Compte tenu de la profonde influence du type de pays et des tendances politiques sur les défis en matière de DDG, il convient d’envisager aussi un autre type de segmentation, proposé par USAID (2014, p. 8-9) et reposant sur le système politique et la trajectoire.

 1) Le système politique différencie les pays en fonction de leur régime.

  • Les démocraties consolidées sont celles qui ont mis en place les meilleures politiques et pratiques des démocraties libérales, dont celles-ci : le pouvoir du gouvernement repose sur un suffrage universel et égalitaire dans le cadre d’élections libres et justes; le pouvoir est assuré en rotation par un éventail de partis politiques différents; la société civile et les médias sont indépendants et dynamiques; la liberté d’expression est garantie; les systèmes de gouvernement national et local sont stables, démocratiques et imputables envers le public; l’appareil judiciaire est indépendant et impartial; le gouvernement, l’économie et la société sont libres de toute corruption excessive (Freedom House, 2020).
  • Les démocraties en développement comprennent celles qui émergent d’une transition politique; celles qui, bien qu’un peu mieux établies, risquent de connaître un recul ou une stagnation; et celles qui sont performantes et qui s’efforcent de consolider leurs progrès.
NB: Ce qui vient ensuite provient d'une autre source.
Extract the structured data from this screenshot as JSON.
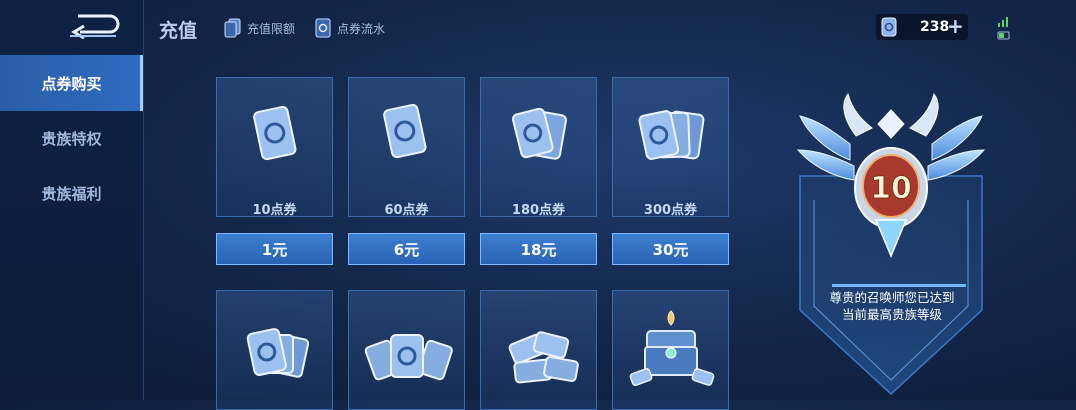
{
  "sidebar": {
    "items": [
      {
        "label": "点券购买",
        "active": true
      },
      {
        "label": "贵族特权",
        "active": false
      },
      {
        "label": "贵族福利",
        "active": false
      }
    ]
  },
  "header": {
    "title": "充值",
    "links": [
      {
        "label": "充值限额",
        "icon": "card-icon"
      },
      {
        "label": "点券流水",
        "icon": "ticket-icon"
      }
    ]
  },
  "currency": {
    "amount": "238",
    "icon": "voucher-icon",
    "add_icon": "plus-icon"
  },
  "products": [
    {
      "label": "10点券",
      "price": "1元",
      "art": "single-card"
    },
    {
      "label": "60点券",
      "price": "6元",
      "art": "single-card"
    },
    {
      "label": "180点券",
      "price": "18元",
      "art": "double-card"
    },
    {
      "label": "300点券",
      "price": "30元",
      "art": "triple-card"
    },
    {
      "art": "card-fan"
    },
    {
      "art": "card-pile"
    },
    {
      "art": "card-stack"
    },
    {
      "art": "treasure-chest"
    }
  ],
  "noble": {
    "level": "10",
    "message_line1": "尊贵的召唤师您已达到",
    "message_line2": "当前最高贵族等级"
  },
  "colors": {
    "accent": "#2f6cc0",
    "button_border": "#7fb8ff",
    "background": "#14284c"
  }
}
Elles courent le risque de dégénérer en un échec démocratique et une crise politique, mais c’est souvent chez elles que l’assistance peut avoir le plus d’impact pour la consolidation de leurs gains démocratiques.
  • Les régimes hybrides forment une vaste catégorie qui englobe à la fois les régimes semi-autoritaires répressifs et les systèmes politiques offrant davantage de libertés civiles et politiques, mais où la gouvernance et les institutions démocratiques n’ont pas d’assises solides.
  • Les régimes autoritaires sont des sociétés fermées où un autocrate allié à une élite maintient un contrôle ferme sur un processus politique qui limite la participation signifiante des citoyens, et où le potentiel à court terme d’une ouverture démocratique est restreint.

2) La trajectoire segmente les pays en fonction de leurs caractéristiques prédominantes des libertés et de la concurrence politiques.
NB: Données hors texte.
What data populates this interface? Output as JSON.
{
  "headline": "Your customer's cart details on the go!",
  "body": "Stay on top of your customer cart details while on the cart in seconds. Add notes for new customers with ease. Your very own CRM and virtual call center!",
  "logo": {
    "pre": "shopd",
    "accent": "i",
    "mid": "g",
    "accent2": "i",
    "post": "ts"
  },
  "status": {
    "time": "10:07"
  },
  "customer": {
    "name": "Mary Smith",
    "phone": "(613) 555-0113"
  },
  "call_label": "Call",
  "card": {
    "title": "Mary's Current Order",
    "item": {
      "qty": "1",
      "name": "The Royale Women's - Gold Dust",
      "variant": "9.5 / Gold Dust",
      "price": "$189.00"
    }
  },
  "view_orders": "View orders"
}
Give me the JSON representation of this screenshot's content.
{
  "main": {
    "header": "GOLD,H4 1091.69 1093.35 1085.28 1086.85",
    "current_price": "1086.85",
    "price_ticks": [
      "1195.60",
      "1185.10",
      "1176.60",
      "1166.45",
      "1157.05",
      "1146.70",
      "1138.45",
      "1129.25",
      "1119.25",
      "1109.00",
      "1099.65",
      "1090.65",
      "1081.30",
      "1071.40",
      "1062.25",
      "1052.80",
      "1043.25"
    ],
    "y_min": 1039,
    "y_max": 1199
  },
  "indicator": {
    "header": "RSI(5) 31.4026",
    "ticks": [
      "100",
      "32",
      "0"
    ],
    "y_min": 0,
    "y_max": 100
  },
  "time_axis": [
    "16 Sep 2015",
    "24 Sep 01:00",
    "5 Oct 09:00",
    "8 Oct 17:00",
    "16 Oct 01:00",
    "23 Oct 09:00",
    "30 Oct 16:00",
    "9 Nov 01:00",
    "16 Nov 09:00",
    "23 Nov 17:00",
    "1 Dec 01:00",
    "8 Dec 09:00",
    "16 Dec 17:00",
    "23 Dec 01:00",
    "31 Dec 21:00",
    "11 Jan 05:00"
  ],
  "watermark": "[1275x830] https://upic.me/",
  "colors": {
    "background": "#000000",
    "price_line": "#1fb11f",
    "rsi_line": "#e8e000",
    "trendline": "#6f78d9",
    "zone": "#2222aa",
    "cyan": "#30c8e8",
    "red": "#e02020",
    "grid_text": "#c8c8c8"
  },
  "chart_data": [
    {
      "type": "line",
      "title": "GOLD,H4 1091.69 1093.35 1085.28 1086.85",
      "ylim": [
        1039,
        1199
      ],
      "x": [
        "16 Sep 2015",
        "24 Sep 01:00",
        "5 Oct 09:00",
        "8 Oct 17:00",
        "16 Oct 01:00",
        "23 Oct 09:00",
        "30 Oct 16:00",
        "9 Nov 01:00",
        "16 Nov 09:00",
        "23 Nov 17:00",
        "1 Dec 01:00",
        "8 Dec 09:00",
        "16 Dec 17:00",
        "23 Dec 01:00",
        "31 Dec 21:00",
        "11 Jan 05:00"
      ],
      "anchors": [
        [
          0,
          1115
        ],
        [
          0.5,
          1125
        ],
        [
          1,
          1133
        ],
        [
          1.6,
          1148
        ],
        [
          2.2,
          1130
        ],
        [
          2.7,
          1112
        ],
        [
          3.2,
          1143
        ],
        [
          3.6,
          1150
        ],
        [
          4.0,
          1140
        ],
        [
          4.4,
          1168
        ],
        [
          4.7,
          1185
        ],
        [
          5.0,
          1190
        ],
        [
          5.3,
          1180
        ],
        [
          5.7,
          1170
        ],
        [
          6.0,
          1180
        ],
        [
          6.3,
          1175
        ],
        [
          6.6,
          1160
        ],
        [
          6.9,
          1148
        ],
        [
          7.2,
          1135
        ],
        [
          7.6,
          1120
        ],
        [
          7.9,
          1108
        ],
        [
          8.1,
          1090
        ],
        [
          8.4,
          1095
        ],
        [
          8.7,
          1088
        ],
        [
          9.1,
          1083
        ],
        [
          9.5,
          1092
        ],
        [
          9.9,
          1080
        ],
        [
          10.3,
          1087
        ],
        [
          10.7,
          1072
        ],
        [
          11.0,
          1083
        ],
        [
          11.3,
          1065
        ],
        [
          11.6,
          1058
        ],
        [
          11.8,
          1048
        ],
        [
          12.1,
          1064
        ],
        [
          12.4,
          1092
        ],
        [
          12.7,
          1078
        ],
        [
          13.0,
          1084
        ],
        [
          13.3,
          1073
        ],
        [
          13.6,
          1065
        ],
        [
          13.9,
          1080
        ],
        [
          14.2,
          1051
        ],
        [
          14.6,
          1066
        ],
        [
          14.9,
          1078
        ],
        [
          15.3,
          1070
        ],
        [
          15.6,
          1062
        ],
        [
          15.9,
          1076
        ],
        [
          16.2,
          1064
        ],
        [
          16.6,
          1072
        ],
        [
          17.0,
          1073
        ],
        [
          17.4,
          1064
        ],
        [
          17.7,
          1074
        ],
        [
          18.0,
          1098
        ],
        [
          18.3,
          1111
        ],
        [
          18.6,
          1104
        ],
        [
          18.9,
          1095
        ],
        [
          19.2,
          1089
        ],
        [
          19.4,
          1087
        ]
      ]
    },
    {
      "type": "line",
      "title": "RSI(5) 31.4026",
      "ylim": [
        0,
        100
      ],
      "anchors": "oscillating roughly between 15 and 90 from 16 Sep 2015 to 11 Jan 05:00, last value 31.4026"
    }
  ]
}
  • Le conflit et la fragilité s’observent dans tous les types de pays, mais ils émergent le plus souvent dans les démocraties hybrides ou en développement. Le conflit perturbe dramatiquement le développement et affaiblit les institutions sociales et politiques.
  • Dans bien des cas, le conflit et la fragilité restreignent et conditionnent le cheminement vers la démocratie.
  • Les transitions se caractérisent par une transformation fondamentale de l’ordre politique. La transformation profonde des institutions politiques d’un pays (et, souvent, de ses institutions sociales) nous empêche parfois de catégoriser clairement celui-ci dans un des contextes nationaux. Ce type d’environnement fluide nécessite une action rapide et une attention équilibrée aux besoins immédiats et à long terme des institutions.
  • Les pays en recul sont des démocraties hybrides ou en développement qui, après avoir progressé sur le continuum démocratique, rétrogradent lorsqu’une élite politique cherche à consolider son pouvoir et à restreindre les libertés. L’existence d’un recul dans un pays nécessite une réorientation de l’engagement stratégique et programmatique d’USAID.